Additionally, the following directory structures are required:
- All supplemental resources (saxon, zip) should live in the same parent folder, at the same level (i.e., they should be siblings to each other).
- All bookmaker scripts (including WordXML-to-HTML, HTMLBook, and covermaker) should live within the same parent folder, at the same level.
- A folder must exist for storing log files. This can live anywhere.
- A temporary working directory should be created, where Bookmaker can perform the conversions before archiving the final files.
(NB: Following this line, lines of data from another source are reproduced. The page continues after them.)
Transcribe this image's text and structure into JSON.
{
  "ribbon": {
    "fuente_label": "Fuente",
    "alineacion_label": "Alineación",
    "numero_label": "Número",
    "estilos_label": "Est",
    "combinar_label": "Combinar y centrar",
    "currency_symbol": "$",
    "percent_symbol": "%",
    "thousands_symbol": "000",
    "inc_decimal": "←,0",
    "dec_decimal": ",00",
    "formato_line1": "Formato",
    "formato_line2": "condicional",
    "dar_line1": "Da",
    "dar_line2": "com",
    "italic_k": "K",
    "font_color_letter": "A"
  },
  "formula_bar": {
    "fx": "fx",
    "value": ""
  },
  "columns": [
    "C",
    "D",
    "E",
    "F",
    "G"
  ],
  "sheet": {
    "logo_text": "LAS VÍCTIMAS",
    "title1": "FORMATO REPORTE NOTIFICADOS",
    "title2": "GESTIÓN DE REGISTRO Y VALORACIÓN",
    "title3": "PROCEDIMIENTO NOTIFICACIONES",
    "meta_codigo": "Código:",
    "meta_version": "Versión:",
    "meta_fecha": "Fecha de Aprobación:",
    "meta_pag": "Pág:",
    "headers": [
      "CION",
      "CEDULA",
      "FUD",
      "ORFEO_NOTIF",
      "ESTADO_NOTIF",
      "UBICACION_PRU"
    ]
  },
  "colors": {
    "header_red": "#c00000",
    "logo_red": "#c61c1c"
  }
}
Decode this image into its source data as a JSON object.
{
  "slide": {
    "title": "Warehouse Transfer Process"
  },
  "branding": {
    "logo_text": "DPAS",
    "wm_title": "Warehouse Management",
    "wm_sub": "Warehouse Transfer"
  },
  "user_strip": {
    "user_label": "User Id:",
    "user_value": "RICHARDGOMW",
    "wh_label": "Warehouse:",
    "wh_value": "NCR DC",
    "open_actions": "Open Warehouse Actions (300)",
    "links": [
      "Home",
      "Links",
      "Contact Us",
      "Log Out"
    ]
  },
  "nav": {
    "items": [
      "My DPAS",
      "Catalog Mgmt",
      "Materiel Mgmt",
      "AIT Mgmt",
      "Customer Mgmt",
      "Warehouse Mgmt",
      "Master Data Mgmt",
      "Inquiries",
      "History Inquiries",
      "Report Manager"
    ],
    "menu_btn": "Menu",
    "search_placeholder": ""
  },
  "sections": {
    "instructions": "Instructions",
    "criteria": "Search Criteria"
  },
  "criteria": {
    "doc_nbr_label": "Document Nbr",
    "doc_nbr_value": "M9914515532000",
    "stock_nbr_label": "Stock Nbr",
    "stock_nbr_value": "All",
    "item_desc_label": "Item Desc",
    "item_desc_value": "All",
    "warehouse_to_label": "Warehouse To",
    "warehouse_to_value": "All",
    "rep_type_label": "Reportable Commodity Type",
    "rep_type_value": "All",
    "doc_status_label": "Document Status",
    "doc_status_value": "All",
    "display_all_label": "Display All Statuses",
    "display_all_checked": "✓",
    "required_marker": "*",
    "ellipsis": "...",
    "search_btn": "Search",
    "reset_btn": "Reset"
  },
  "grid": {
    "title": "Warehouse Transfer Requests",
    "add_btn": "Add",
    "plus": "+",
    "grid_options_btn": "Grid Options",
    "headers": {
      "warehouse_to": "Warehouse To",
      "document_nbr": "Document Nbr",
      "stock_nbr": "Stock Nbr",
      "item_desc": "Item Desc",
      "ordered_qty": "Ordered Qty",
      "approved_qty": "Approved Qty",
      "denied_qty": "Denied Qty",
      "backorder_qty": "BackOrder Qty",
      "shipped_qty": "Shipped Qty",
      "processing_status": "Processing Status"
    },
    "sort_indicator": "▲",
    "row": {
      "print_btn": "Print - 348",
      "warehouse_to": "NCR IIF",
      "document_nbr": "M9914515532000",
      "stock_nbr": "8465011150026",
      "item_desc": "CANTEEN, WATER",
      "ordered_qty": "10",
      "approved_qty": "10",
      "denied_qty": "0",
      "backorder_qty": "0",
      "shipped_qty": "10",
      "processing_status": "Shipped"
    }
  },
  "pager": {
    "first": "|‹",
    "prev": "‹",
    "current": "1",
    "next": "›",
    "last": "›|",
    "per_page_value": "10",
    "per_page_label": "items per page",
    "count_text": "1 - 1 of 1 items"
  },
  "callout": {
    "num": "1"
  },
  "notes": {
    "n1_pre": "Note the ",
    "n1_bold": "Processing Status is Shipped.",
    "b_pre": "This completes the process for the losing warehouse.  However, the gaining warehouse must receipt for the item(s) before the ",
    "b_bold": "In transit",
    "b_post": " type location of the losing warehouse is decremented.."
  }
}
This can live anywhere.
Paths for all of the above four folders must be configured in config.rb. See the installation instructions below for details.
Dependencies
The Bookmaker scripts depend on various other utilities, as follows:
- Java: Saxon requires the Java JDK.
- Node.js: Platform for server-side JavaScript execution, used for content transformations.
- Python (version 2.7.x): Converts Word .docx files to XML.
- Saxon: An XSLT processor that runs our Word-to-HTML scripts.
- Ruby: The primary scripting language used in the Bookmaker scripts.
- Prince or docraptor: The external service that performs the HTML-to-PDF conversion. Prince is downloadable software. Docraptor requires a ruby gem, and you'll also need to create an account and get your unique API key.
- An ftp server (if you'll be creating PDFs and your book contains images, custom fonts, custom CSS, or other resources besides the HTML).
- SSL Cert (Windows only): The SSL Cert file needs to be updated to allow the scripts to post and receive from DocRaptor.
- Imagemagick: enables command line image edits. Download here and add to path via cmd line: set PATH=C:\Program Files\ImageMagick-6.9.1-Q16n;%PATH% (<-version suffix may change, use your own path)
Installation
Install Bookmaker by following these steps, in order.
Create the Folder Structure
On your server, create the following folders and subfolders.
- A folder to drop the project to be converted (see above).
- Temp folder: A folder where the system can store temporary files created during conversion. This can live anywhere and have the name of your choosing (you'll tell Bookmaker where it is in config.rb).
- Bookmaker folder: A main parent folder to contain all of the separate bookmaker script folders. This can live anywhere and have the name of your choosing (you'll tell Bookmaker where it is in config.rb).
- Resources folder: A folder for all the supplemental utilities (saxon, zip, etc). This can live anywhere and have the name of your choosing (you'll tell Bookmaker where it is in config.rb).
- Log folder: A folder for storing log files. This can live anywhere and have the name of your choosing (you'll tell Bookmaker where it is in config.rb).
Install Git and Set Up Your GitHub Account
If you haven't yet set up a GitHub account, do that now (you can just set up a basic, free account).
Now install git on your server, following the standard instructions.
Clone the Repositories
The source code for the Bookmaker scripts is hosted in the Macmillan GitHub account, broken down into several repositories.